Brenner concludes that the 70-year-old democracy is indeed a success story, though he does not suggest why that is so. However, Prof. Shlomo Avineri, in his review of In Search of Israel in the Jewish Review of Books, provides a refreshing insight:

“Israel is one of almost a hundred new nations that have gained independence since World War II.… Today, most of them are one-party states, military dictatorships or communist, semi-fascist or personalistic authoritarian dictatorships – or a combination of the above. By the Political Science 101 textbook, Israel should have long ago ceased to be a democracy.… Yet it did not descend into a military dictatorship or an authoritarian one-party state. It continues to be a raucous and contentious multiparty, open society.…

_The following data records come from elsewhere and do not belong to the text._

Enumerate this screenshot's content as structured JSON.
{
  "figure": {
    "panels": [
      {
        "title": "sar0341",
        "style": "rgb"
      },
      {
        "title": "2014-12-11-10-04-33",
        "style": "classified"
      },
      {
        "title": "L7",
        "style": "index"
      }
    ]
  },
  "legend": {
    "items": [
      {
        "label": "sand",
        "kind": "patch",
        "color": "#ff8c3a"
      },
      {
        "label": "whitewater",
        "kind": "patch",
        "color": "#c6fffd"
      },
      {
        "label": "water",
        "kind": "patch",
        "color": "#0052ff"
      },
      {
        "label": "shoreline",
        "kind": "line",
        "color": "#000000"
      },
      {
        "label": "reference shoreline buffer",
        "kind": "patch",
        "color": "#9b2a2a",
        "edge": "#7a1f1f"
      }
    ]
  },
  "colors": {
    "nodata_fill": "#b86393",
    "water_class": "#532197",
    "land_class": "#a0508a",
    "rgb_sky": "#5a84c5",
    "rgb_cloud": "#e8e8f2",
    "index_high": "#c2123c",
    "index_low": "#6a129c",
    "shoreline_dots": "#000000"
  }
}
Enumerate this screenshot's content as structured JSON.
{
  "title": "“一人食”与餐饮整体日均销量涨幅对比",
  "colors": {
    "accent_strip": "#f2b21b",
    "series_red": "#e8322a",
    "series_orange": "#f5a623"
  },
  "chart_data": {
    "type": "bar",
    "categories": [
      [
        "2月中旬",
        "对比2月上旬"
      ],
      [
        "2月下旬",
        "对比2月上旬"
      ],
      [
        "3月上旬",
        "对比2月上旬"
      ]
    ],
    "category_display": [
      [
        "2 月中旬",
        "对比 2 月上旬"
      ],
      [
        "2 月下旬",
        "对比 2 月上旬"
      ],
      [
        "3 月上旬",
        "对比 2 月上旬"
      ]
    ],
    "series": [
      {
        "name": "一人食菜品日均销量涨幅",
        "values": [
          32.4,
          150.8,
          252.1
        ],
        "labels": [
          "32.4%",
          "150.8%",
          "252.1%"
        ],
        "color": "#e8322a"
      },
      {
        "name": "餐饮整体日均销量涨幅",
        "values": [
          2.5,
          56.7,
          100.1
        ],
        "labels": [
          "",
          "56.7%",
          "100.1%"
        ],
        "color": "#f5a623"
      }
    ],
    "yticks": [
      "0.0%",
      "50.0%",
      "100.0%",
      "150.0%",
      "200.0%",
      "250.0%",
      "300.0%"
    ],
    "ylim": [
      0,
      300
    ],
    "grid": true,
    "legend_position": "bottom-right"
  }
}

“The reasons for the resilience of Israel’s democracy cannot be found in any religious texts or the experience of ancient Jewish commonwealths. Nor can the roots of Israeli democracy be found in the tradition of the countries from which the first immigrants came, most of which were not democratic.…

“Yet there is a Jewish tradition that undergirds Israeli democracy: the tradition of self-governance in Diaspora Jewish communities. In order to survive and guarantee Jewish life, Jews had to develop voluntaristic communities (kehilot). Whether in Krakow or Casablanca, in Berlin or Baghdad, if Jews wanted to have a synagogue, a school for their children, a cemetery or a social fund for their destitute members, the only way to achieve their goals was to set up a community (kehila), elect officers, impose voluntary taxes on themselves and appoint rabbis and teachers.…

“In 1948 the nascent State of Israel did not have to reinvent the democratic wheel. The institutions were there. The self-governing authorities of the Jewish community in Mandatory Palestine, headed by David Ben-Gurion, became the provisional government of the independent Jewish state, which then held within a few months – in the middle of the War of Independence! –  elections for the first Knesset. This is not normal – no new post-1945 nation had such a deeply anchored institutional representative and democratic infrastructure.”

READ: BEN-DAT: ISRAEL ON THE BRINK

Brenner concludes his book with this observation: “In its eighth decade, the State of Israel is both a better and a worse place than its founders had envisioned. It is a vibrant and dynamic society, but still it searches for peace and harmony. It is the only democracy in the Middle East, but it is not a democracy without flaws. It is a place of hope and a place of despair. It is unique and it is normal. It is a state like any other state and it is a state like none other.”

In Search of Israel might help readers understand why this tiny 70-year-old country is so unique, and why it has drawn the focus and attention of people all around the world.